Williams may be right. On Tuesday, 67 House Republicans joined 218 Democrats in passing H.R. 3005, a bill ordering the replacement of a bust of pro-slavery Supreme Court Justice Roger Brooke Taney with a bust of the first African American on the Supreme Court, Justice Thurgood Marshall. Taney wrote the notorious 1857 Dred Scott decision that denied African Americans citizenship, expanded slavery to what were then U.S. territories, and helped propel the nation into civil war.
H.R. 3005 also calls for the removal from the Capitol of statues of any person who voluntarily served the Confederacy, as well as the statues of three notorious white supremacists: former North Carolina Governor Charles Brantley Aycock, who was a lead organizer of a massacre and the violent overthrow of the local, biracial government in Wilmington, North Carolina in 1898; James Paul Clarke, a powerful, post-Civil War Arkansas politician, who was a strident white supremacist (Arkansas has already approved the replacement of Clarke’s statue and that of another racist 19th century figure with statues of musician Johnny Cash and civil rights activist Daisy Bates — this bill just mandates and accelerates the removal); and the notorious South Carolina racist politician John C. Calhoun, who served as U.S. Vice President, Senator, Congressman, as well as Secretary of State and War at different times. Calhoun died in 1850. He is credited with developing the filibuster as a tool to defend slavery and with being the key intellectual driving the Southern states to secession and civil war.
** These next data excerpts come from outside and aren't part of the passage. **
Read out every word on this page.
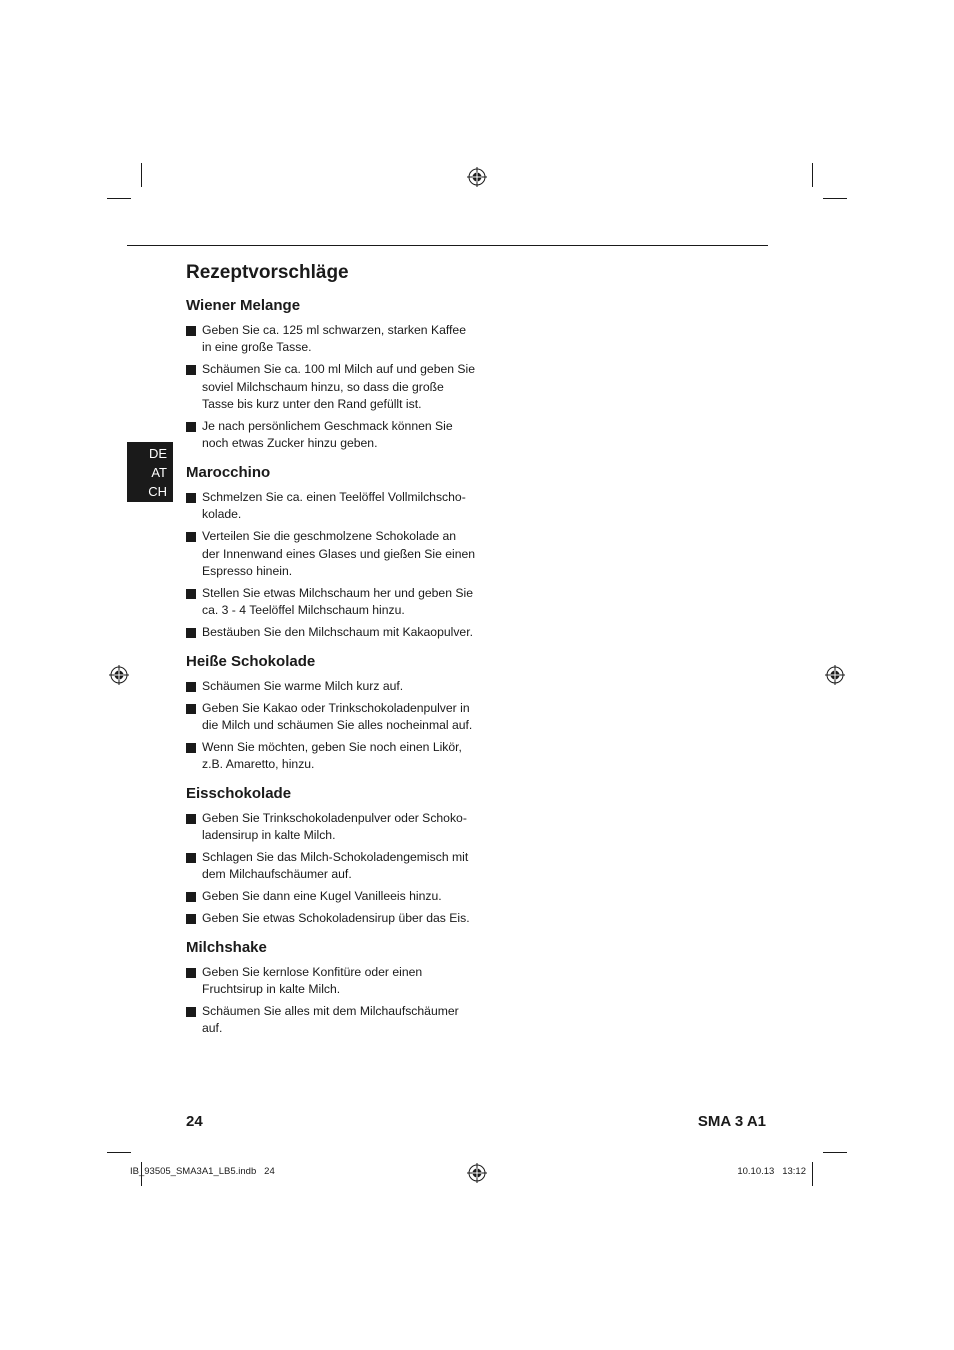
Rezeptvorschläge
DE
AT
CH
Wiener Melange
Geben Sie ca. 125 ml schwarzen, starken Kaffee in eine große Tasse.
Schäumen Sie ca. 100 ml Milch auf und geben Sie soviel Milchschaum hinzu, so dass die große Tasse bis kurz unter den Rand gefüllt ist.
Je nach persönlichem Geschmack können Sie noch etwas Zucker hinzu geben.
Marocchino
Schmelzen Sie ca. einen Teelöffel Vollmilchscho-kolade.
Verteilen Sie die geschmolzene Schokolade an der Innenwand eines Glases und gießen Sie einen Espresso hinein.
Stellen Sie etwas Milchschaum her und geben Sie ca. 3 - 4 Teelöffel Milchschaum hinzu.
Bestäuben Sie den Milchschaum mit Kakaopulver.
Heiße Schokolade
Schäumen Sie warme Milch kurz auf.
Geben Sie Kakao oder Trinkschokoladenpulver in die Milch und schäumen Sie alles nocheinmal auf.
Wenn Sie möchten, geben Sie noch einen Likör, z.B. Amaretto, hinzu.
Eisschokolade
Geben Sie Trinkschokoladenpulver oder Schoko-ladensirup in kalte Milch.
Schlagen Sie das Milch-Schokoladengemisch mit dem Milchaufschäumer auf.
Geben Sie dann eine Kugel Vanilleeis hinzu.
Geben Sie etwas Schokoladensirup über das Eis.
Milchshake
Geben Sie kernlose Konfitüre oder einen Fruchtsirup in kalte Milch.
Schäumen Sie alles mit dem Milchaufschäumer auf.
24	SMA 3 A1
IB_93505_SMA3A1_LB5.indb   24	10.10.13   13:12
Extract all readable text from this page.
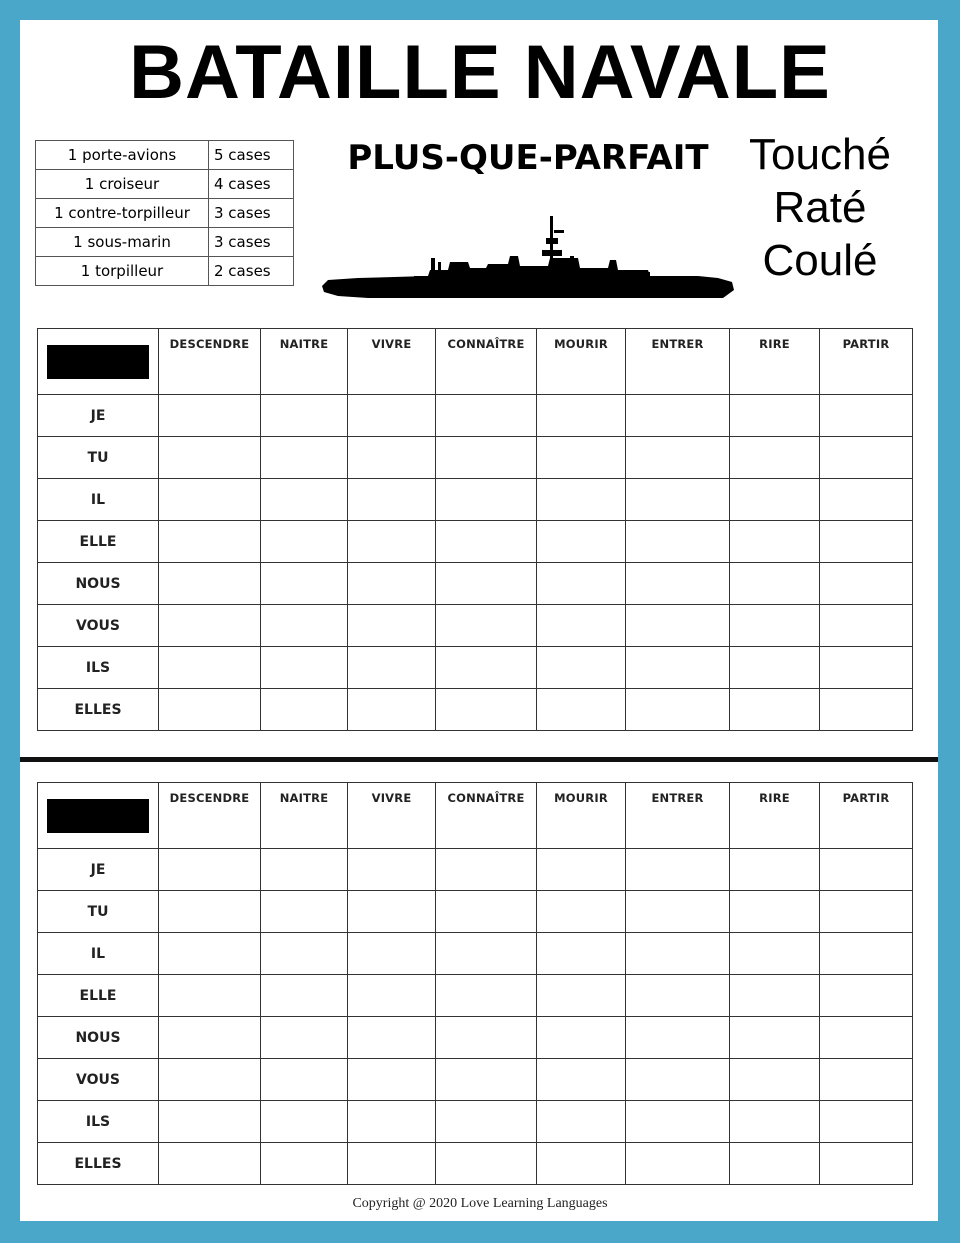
BATAILLE NAVALE
PLUS-QUE-PARFAIT Touché
Raté
Coulé
1 porte-avions	5 cases
1 croiseur	4 cases
1 contre-torpilleur	3 cases
1 sous-marin	3 cases
1 torpilleur	2 cases
	DESCENDRE	NAITRE	VIVRE	CONNAÎTRE	MOURIR	ENTRER	RIRE	PARTIR
JE								
TU								
IL								
ELLE								
NOUS								
VOUS								
ILS								
ELLES								
	DESCENDRE	NAITRE	VIVRE	CONNAÎTRE	MOURIR	ENTRER	RIRE	PARTIR
JE								
TU								
IL								
ELLE								
NOUS								
VOUS								
ILS								
ELLES								
Copyright @ 2020 Love Learning Languages
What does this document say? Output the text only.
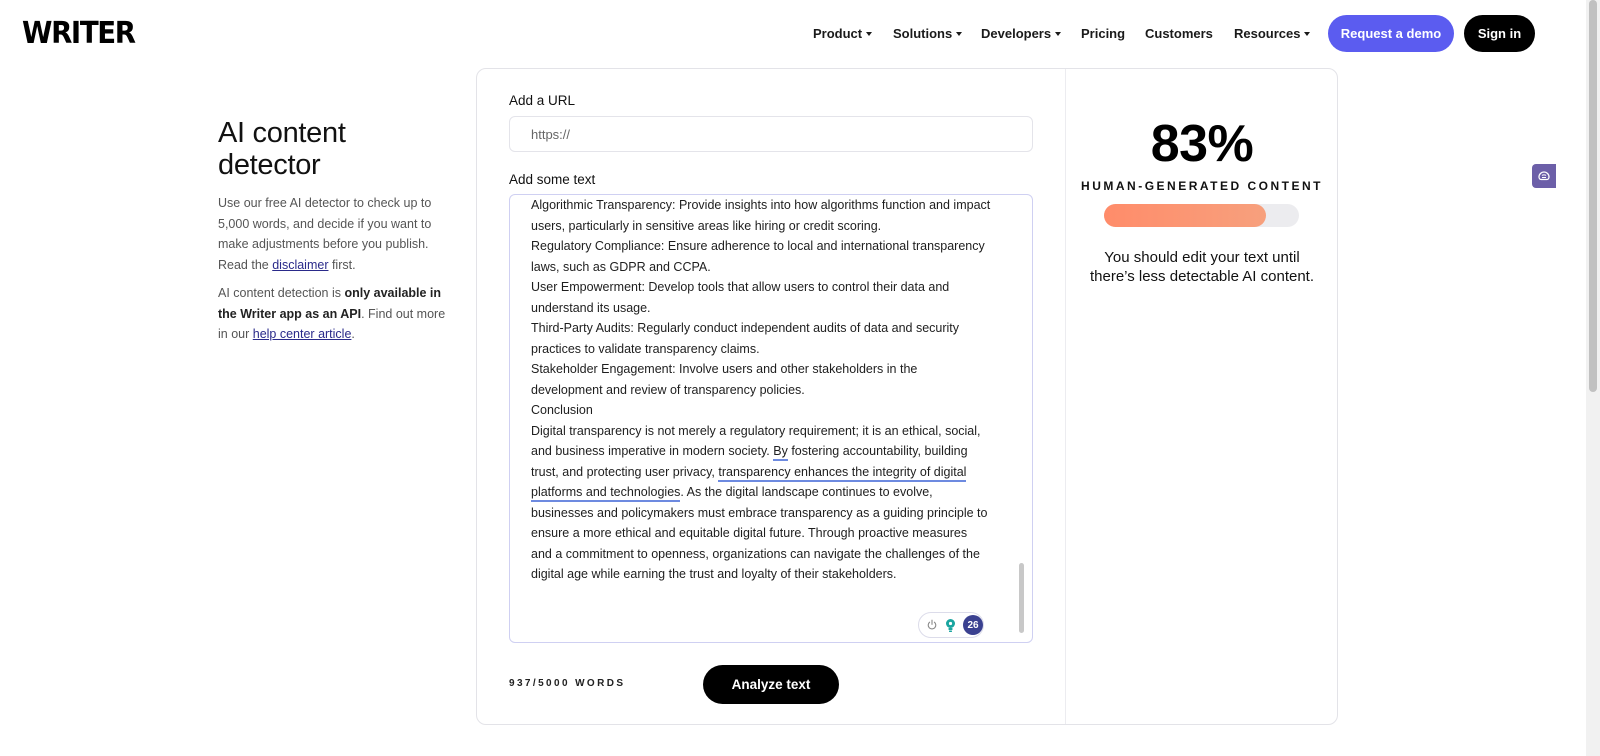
WRITER	Product	Solutions	Developers	Pricing Customers Resources	Request a demo	Sign in
AI content
detector

Use our free AI detector to check up to 5,000 words, and decide if you want to make adjustments before you publish. Read the disclaimer first.

AI content detection is only available in the Writer app as an API. Find out more in our help center article.

Add a URL
https://
Add some text

Algorithmic Transparency: Provide insights into how algorithms function and impact users, particularly in sensitive areas like hiring or credit scoring.

Regulatory Compliance: Ensure adherence to local and international transparency laws, such as GDPR and CCPA.

User Empowerment: Develop tools that allow users to control their data and understand its usage.

Third-Party Audits: Regularly conduct independent audits of data and security practices to validate transparency claims.

Stakeholder Engagement: Involve users and other stakeholders in the development and review of transparency policies.

Conclusion

Digital transparency is not merely a regulatory requirement; it is an ethical, social, and business imperative in modern society. By fostering accountability, building trust, and protecting user privacy, transparency enhances the integrity of digital platforms and technologies. As the digital landscape continues to evolve, businesses and policymakers must embrace transparency as a guiding principle to ensure a more ethical and equitable digital future. Through proactive measures and a commitment to openness, organizations can navigate the challenges of the digital age while earning the trust and loyalty of their stakeholders.

26
937/5000 WORDS	Analyze text
83%
HUMAN-GENERATED CONTENT
You should edit your text until there’s less detectable AI content.
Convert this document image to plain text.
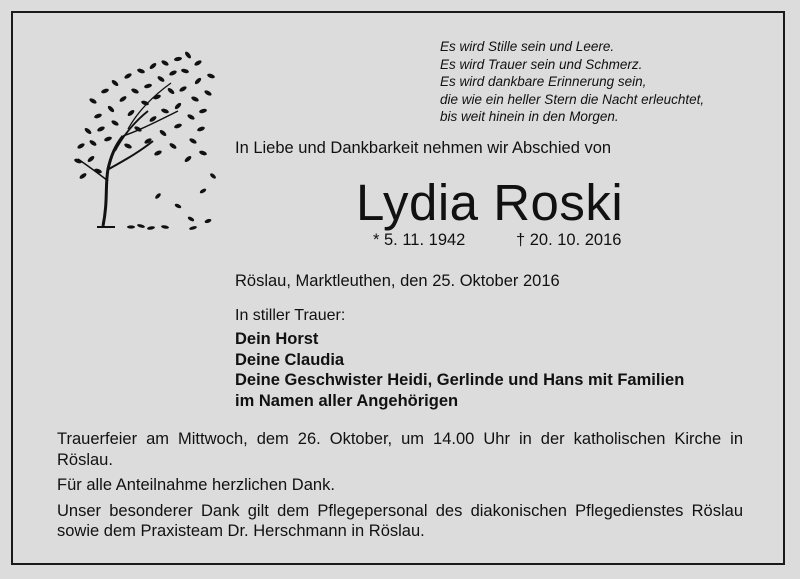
Es wird Stille sein und Leere.
Es wird Trauer sein und Schmerz.
Es wird dankbare Erinnerung sein,
die wie ein heller Stern die Nacht erleuchtet,
bis weit hinein in den Morgen.
In Liebe und Dankbarkeit nehmen wir Abschied von
Lydia Roski
* 5. 11. 1942	† 20. 10. 2016
Röslau, Marktleuthen, den 25. Oktober 2016
In stiller Trauer:
Dein Horst
Deine Claudia
Deine Geschwister Heidi, Gerlinde und Hans mit Familien
im Namen aller Angehörigen

Trauerfeier am Mittwoch, dem 26. Oktober, um 14.00 Uhr in der katholischen Kirche in Röslau.

Für alle Anteilnahme herzlichen Dank.

Unser besonderer Dank gilt dem Pflegepersonal des diakonischen Pflegedienstes Röslau sowie dem Praxisteam Dr. Herschmann in Röslau.
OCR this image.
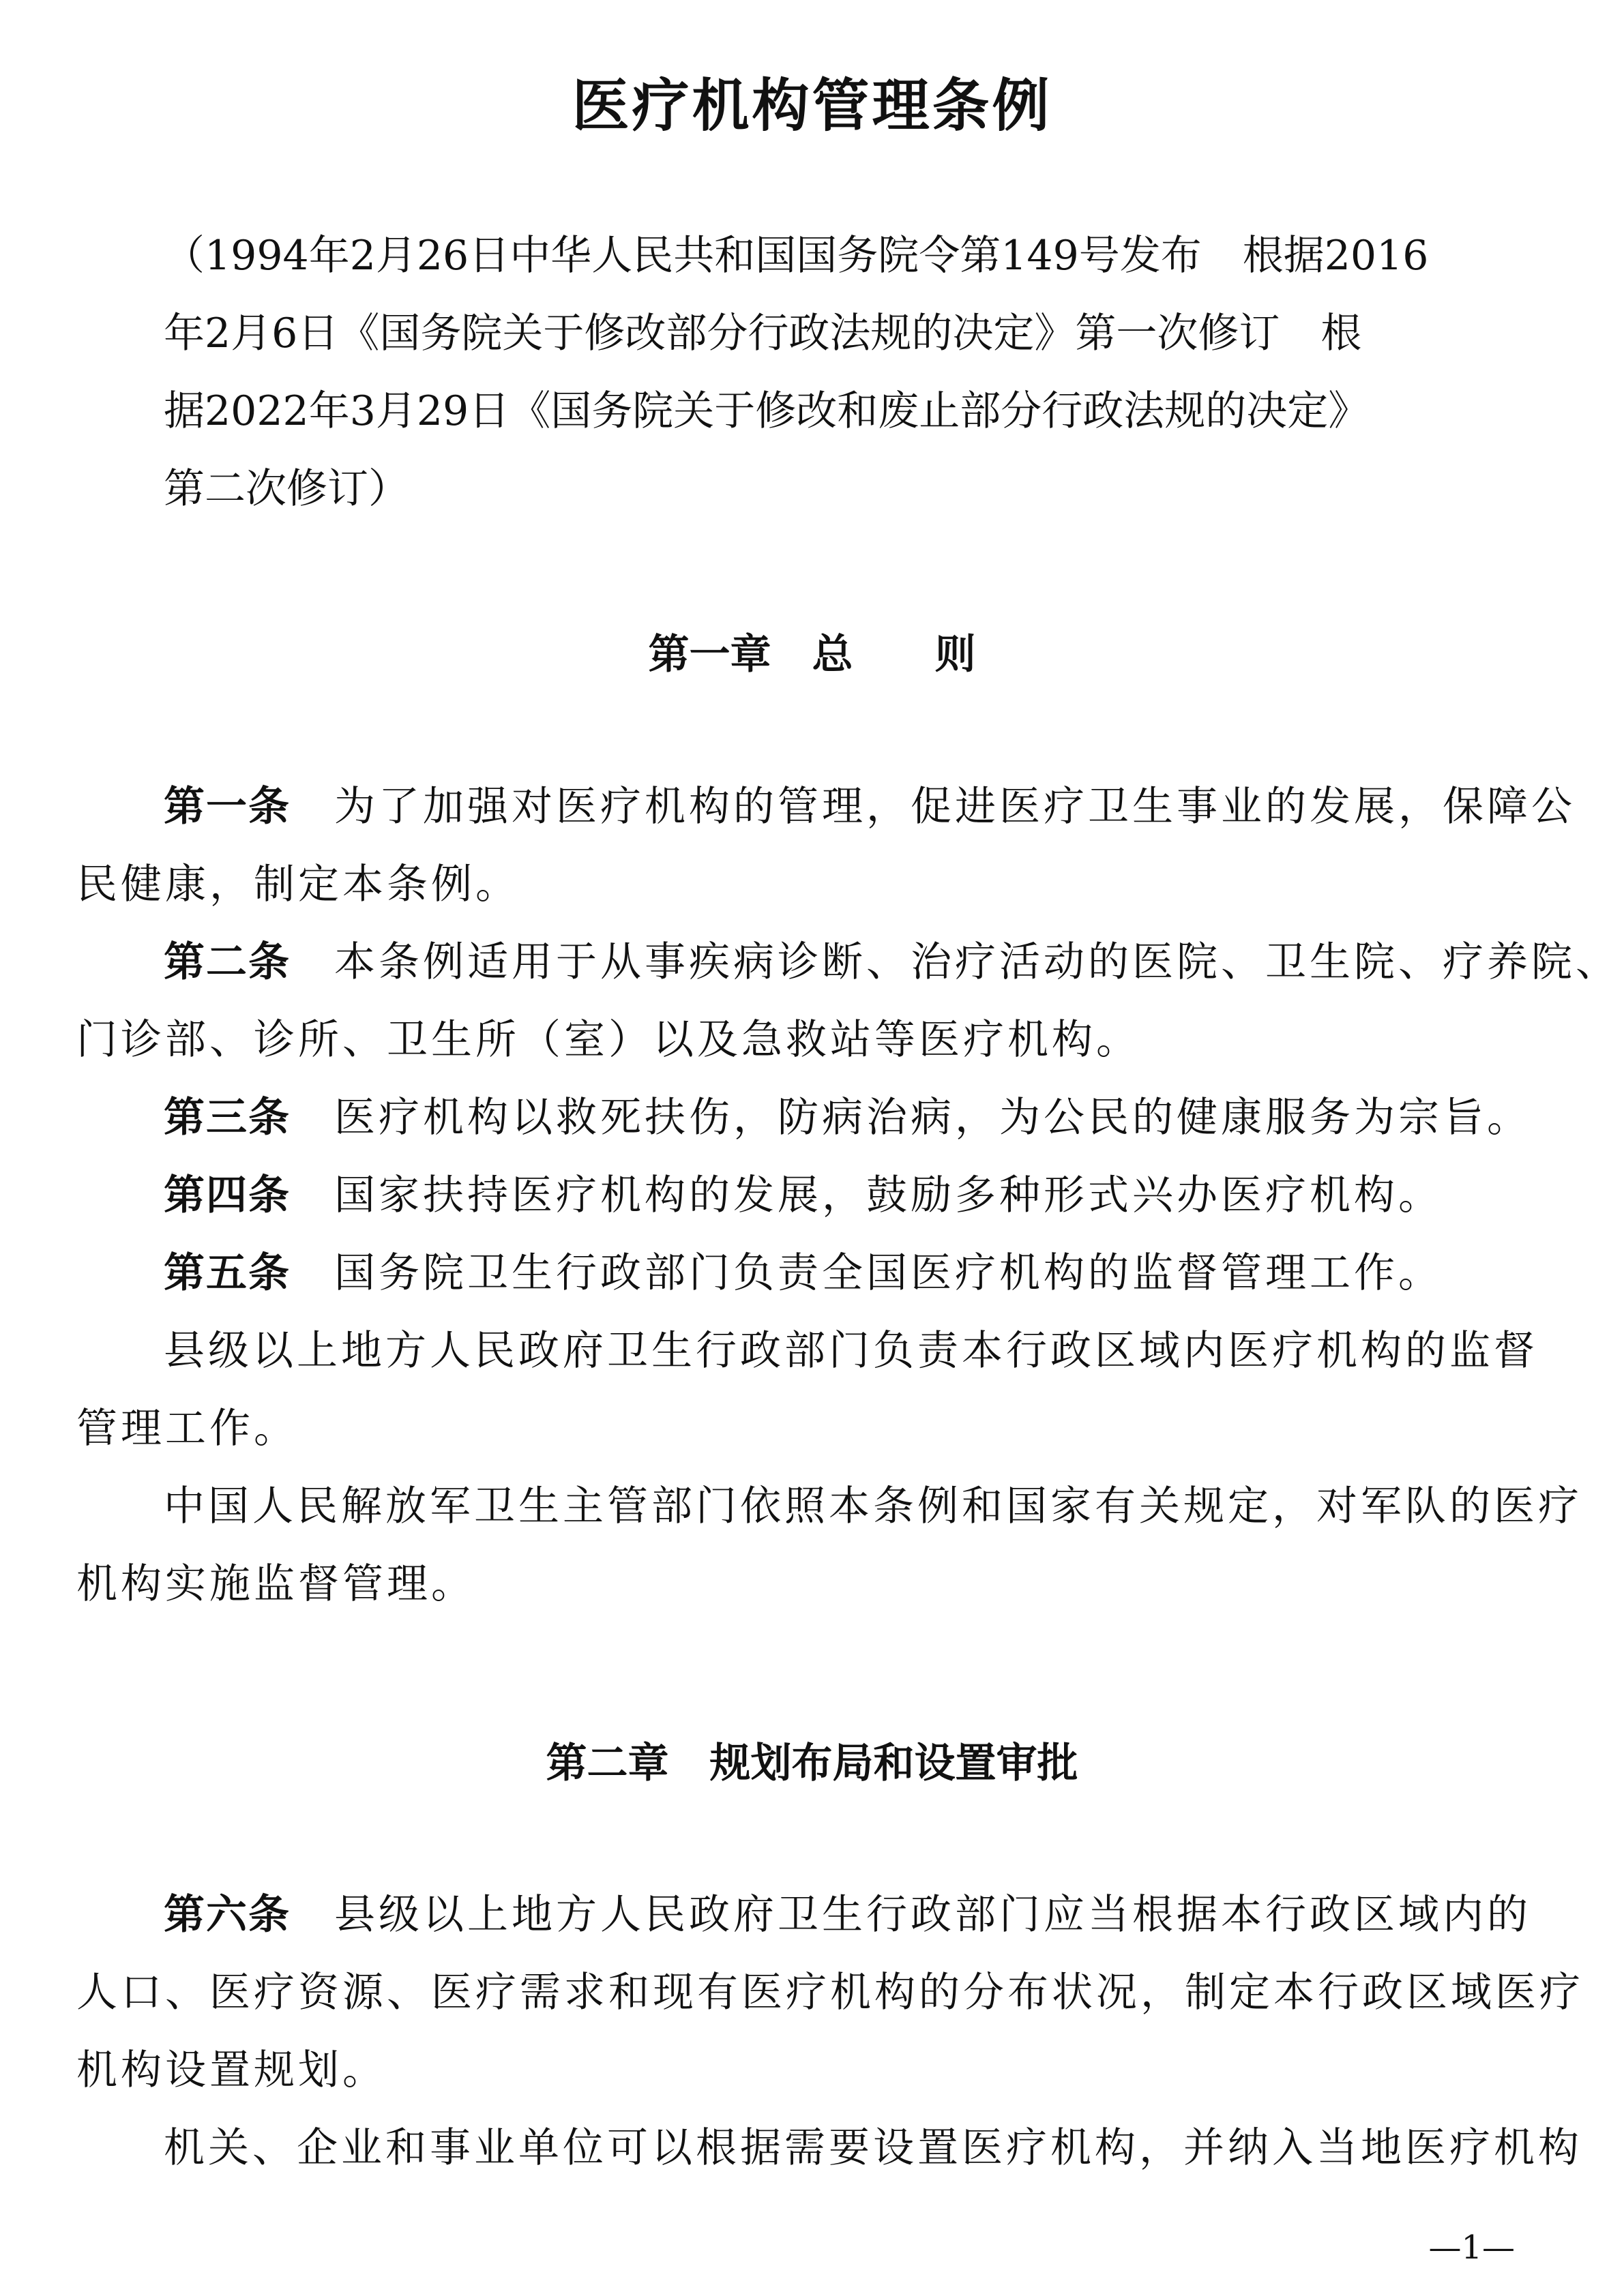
医疗机构管理条例
（1994年2月26日中华人民共和国国务院令第149号发布　根据2016
年2月6日《国务院关于修改部分行政法规的决定》第一次修订　根
据2022年3月29日《国务院关于修改和废止部分行政法规的决定》
第二次修订）
第一章　总　　则
第一条 为了加强对医疗机构的管理，促进医疗卫生事业的发展，保障公
民健康，制定本条例。
第二条 本条例适用于从事疾病诊断、治疗活动的医院、卫生院、疗养院、
门诊部、诊所、卫生所（室）以及急救站等医疗机构。
第三条 医疗机构以救死扶伤，防病治病，为公民的健康服务为宗旨。
第四条 国家扶持医疗机构的发展，鼓励多种形式兴办医疗机构。
第五条 国务院卫生行政部门负责全国医疗机构的监督管理工作。
县级以上地方人民政府卫生行政部门负责本行政区域内医疗机构的监督
管理工作。
中国人民解放军卫生主管部门依照本条例和国家有关规定，对军队的医疗
机构实施监督管理。
第二章　规划布局和设置审批
第六条 县级以上地方人民政府卫生行政部门应当根据本行政区域内的
人口、医疗资源、医疗需求和现有医疗机构的分布状况，制定本行政区域医疗
机构设置规划。
机关、企业和事业单位可以根据需要设置医疗机构，并纳入当地医疗机构

—1—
While Rep. Nikema Williams sees hope in those 67 Republicans who voted to remove these statues, it’s worth noting that 120 Republicans voted to keep them right where they are.
Merkley and Williams submitted their amendment on the same day that President Biden signed into law another bipartisan bill, declaring Juneteenth a national holiday. Juneteenth is the name of the annual freedom celebration that commemorates June 19th, 1865, when a Union Army officer announced to enslaved people in Galveston, Texas that they were free — more than two years after President Lincoln’s Emancipation Proclamation. Thus freed, Galveston’s formerly enslaved people began celebrating, and the tradition has continued and grown for 156 years.
Two weeks after Juneteenth, Americans celebrate Independence Day, marking the day the original 13 colonies formally broke with the British monarchy. Of the Declaration of Independence’s 56 signers, at least 41 owned slaves.
Renowned abolitionist Frederick Douglass, born into slavery, asked in an 1852 speech, “What have I, or those I represent, to do with your national independence?…The rich inheritance of justice, liberty, prosperity and independence, bequeathed by your fathers, is shared by you, not by me. The sunlight that brought life and healing to you, has brought stripes and death to me. This Fourth [of] July is yours, not mine.”
For many of the more than two million people now imprisoned here in the United States, forced labor is an inescapable fact of life, from those who cook prison meals or toil in fields to California prisoners who risk their lives fighting forest fires.
Adoption of the Abolition Amendment is a necessary step if this country is ever to face honestly the enduring legacy of slavery on which it was built.